Get-ChildItem for sure is slow with your 130,000 because I think it has to go to each file to retrieve its properties. I used to manipulate millions of small files and depending on the structure, it's much faster to use the DIR batch command to list files.

Someone also measured and compared the performance of foreach at https://mcpmag.com/articles/2016/07/06/powershell-code-for-performance.aspx

Jeff-Jerousek commented 4 years ago

I would also suggest using the newer methods of where and for-each.

$files.foreach({
  $data = $records.where({FileName -eq $file.Name)}
  $destinationfolder = $targetloc +'\'+ $data.scientific_name
  $sourcefile = $sourceloc + '\' + $file.name
  Copy-Item -Path $sourcefile -Destination $destinationfolder -Force
})
netsec4u commented 4 years ago

In addition to Get-ChildItem being slow, Import-Csv and Copy-Item are slow also. These are great for quick one liner adhoc tasks; however, for large tasks where efficiency is necessary, directly leveraging dot net objects and methods is the way to go.

Everyone agrees with the statement about the right tool for the job, but you must chose the best methods of tool use for the job too.

ghost commented 4 years ago

Aren't you copying in posh and moving in python?

aperally commented 4 years ago

Which PS version have you been using for this? PS 'Core' is much more performing

MertSenel commented 4 years ago

@davidobrien1985 one thing you could do is multi thread the script as well.

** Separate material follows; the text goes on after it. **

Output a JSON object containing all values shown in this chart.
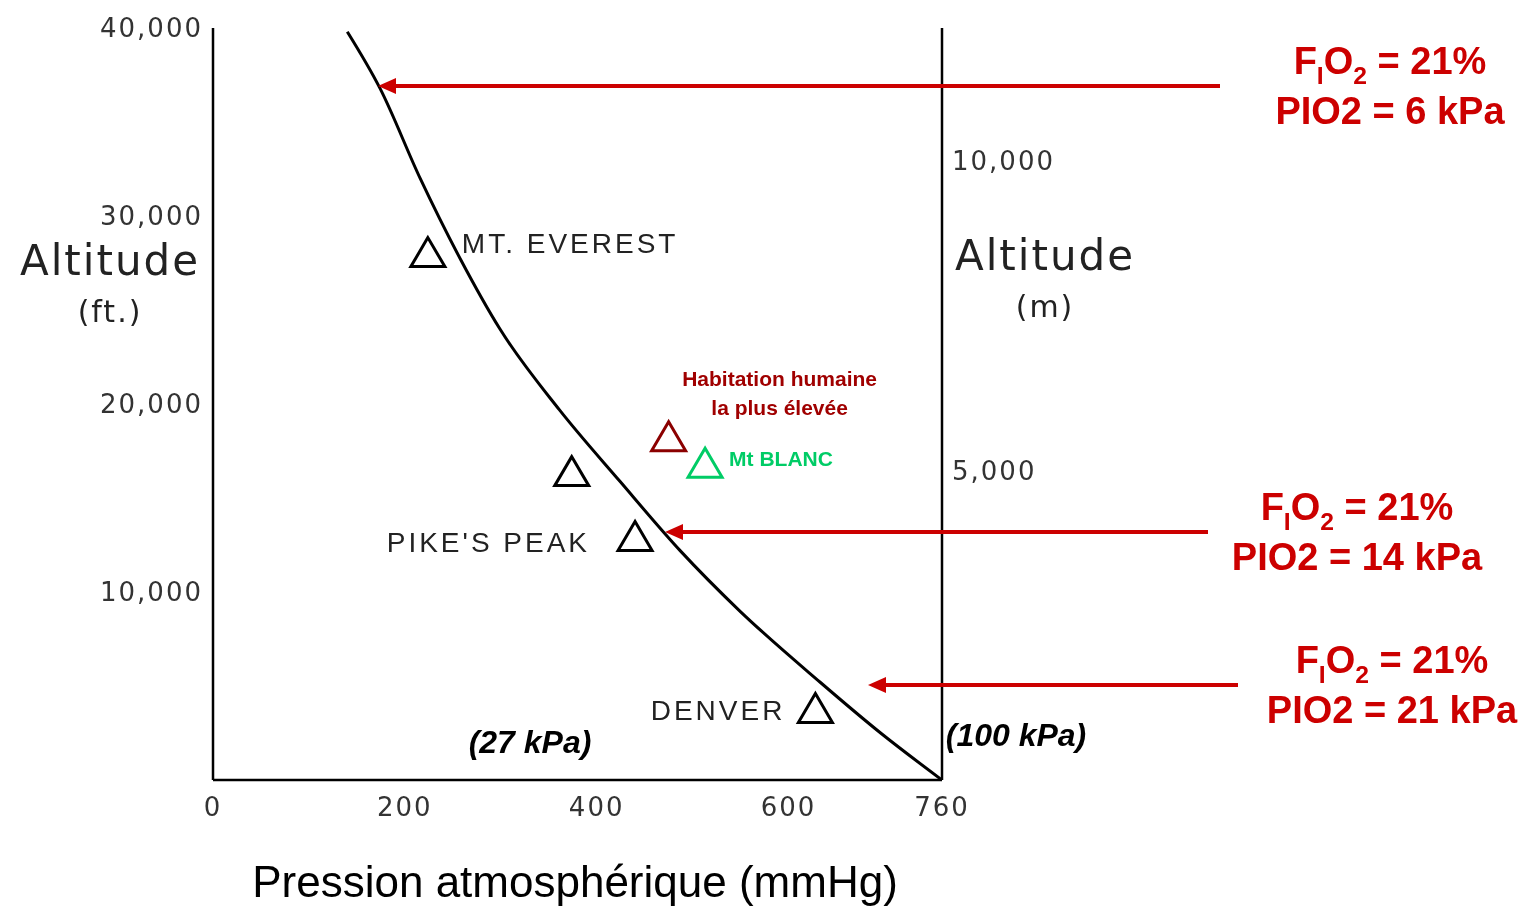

Your source is static and you are not recursing so I assume all of your source files are in flat hierarchy.

Get-childitem is slow but even then in your loop you are putting the burden of all of your load into single cpu as PS is single threaded by nature.

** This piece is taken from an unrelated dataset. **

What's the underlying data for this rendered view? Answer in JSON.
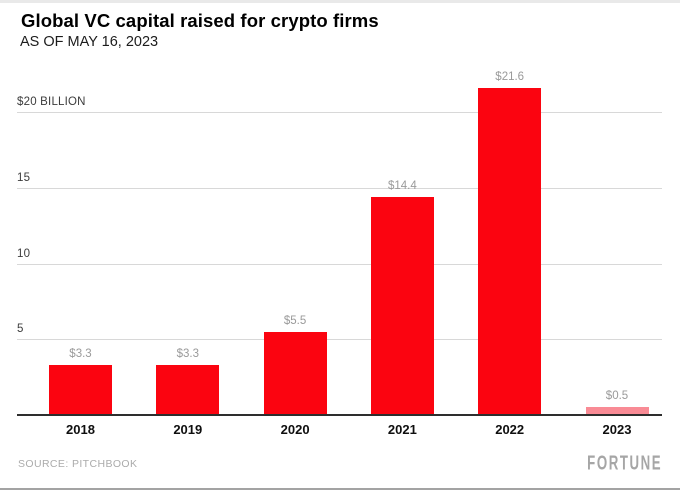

What you could do is once you get the list of files divide them into chunks as how many cpus the host has (this number can be retrieved via cmdlets as well) and then process each chunk as a 'threadjob'

https://docs.microsoft.com/en-us/powershell/module/threadjob/start-threadjob?view=powershell-7

Its fairly simple to use and as there is no racing condition for your target, so it is safe to implement as well.

This would make use of all of your (v)CPU cores hence automatically increase the performance.